Yes, it's embarrassing, but you'll be glad you did.
"I hate to be the legal buzzkill here, but these relationships can create problems," says Lisa Green, an employment lawyer and the author of spoke with real-life office daters and workplace experts to devise the ultimate dating-at-work survival plan.
Because seriously, where else are you going to meet someone these days?
Sarah, a 30-year-old graphic designer, met Matt through a colleague at the imaging tech company where they both worked.
"I didn't really notice him at first because he had a beard, and beards weren't my thing," she says.
Relationships with coworkers at your level or in different departments are less of a headache, and policies tend to reflect that.

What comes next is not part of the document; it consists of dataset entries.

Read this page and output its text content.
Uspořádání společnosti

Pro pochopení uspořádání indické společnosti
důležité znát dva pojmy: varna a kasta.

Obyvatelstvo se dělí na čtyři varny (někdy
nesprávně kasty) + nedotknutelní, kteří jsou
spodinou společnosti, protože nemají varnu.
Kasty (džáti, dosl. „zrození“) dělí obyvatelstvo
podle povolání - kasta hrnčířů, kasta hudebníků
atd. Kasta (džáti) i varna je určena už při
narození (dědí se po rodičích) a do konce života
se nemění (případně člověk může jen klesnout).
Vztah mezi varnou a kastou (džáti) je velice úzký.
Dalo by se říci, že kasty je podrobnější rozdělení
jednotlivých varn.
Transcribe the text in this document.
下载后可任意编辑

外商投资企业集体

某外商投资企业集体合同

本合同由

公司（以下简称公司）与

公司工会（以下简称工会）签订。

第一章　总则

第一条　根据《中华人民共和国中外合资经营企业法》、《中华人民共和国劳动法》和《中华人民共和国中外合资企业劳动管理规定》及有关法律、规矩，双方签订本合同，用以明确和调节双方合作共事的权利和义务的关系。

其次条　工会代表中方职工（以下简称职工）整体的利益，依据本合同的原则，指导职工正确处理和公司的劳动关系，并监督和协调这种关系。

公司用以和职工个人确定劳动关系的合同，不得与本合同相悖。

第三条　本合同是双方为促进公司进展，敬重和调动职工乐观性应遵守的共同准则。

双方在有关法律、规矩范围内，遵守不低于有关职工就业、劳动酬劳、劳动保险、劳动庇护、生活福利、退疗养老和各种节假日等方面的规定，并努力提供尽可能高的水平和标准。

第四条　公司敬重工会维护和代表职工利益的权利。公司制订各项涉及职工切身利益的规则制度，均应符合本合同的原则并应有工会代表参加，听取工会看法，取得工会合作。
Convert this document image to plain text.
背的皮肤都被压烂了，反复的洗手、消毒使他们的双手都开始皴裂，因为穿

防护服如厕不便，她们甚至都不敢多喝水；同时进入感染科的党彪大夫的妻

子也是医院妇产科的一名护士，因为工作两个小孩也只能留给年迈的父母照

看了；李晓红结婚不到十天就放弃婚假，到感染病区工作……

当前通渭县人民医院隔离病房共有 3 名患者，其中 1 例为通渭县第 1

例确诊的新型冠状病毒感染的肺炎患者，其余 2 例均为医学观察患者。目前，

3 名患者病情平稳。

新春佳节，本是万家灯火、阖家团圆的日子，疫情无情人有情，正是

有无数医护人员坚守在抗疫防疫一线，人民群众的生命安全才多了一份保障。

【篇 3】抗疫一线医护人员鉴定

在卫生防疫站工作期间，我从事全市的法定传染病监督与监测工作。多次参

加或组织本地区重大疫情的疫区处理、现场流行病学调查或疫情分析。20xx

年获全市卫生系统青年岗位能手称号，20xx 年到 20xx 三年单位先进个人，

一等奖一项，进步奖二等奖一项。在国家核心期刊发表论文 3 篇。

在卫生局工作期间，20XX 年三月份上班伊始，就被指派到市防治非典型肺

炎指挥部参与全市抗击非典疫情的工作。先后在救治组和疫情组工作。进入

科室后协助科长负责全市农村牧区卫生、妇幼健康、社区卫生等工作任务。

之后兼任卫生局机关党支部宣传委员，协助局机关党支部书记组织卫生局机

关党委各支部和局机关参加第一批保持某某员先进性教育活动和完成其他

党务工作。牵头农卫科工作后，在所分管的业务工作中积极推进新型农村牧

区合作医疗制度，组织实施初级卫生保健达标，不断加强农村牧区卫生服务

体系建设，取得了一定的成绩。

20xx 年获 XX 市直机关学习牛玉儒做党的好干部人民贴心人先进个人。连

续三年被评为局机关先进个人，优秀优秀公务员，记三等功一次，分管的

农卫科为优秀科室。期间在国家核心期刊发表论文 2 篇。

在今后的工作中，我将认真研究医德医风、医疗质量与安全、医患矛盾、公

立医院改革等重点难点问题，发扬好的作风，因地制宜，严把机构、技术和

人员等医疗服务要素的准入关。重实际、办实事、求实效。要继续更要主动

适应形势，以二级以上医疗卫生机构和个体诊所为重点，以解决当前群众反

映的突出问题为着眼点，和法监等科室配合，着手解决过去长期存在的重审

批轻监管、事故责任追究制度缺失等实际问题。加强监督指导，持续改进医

"People are out with long knives for the happy couple," says Green."Nowadays work and life are very integrated." In that light, these stats aren't surprising: 37 percent of people have dated a coworker, according to a 2015 survey by Career Builder, and 30 percent of those relationships ended in marriage (proving that an office romance is not always a disaster).Still, dating at work can be a personal and professional minefield."Reporting a relationship improves your odds of avoiding an awkward situation when word gets out," says Green. Jennifer, 25, an accountant, kept quiet about her relationship—until she and her boyfriend were assigned to the same project."HR reassigned one of us due to 'scheduling.' It actually let us tell people when we were ready, and any stress we felt went away."Be Aggressive About Boundaries It's natural to think about how an office romance will affect your career, but the fact that you work together will also affect your , so make sure to draw a line between work life and love life.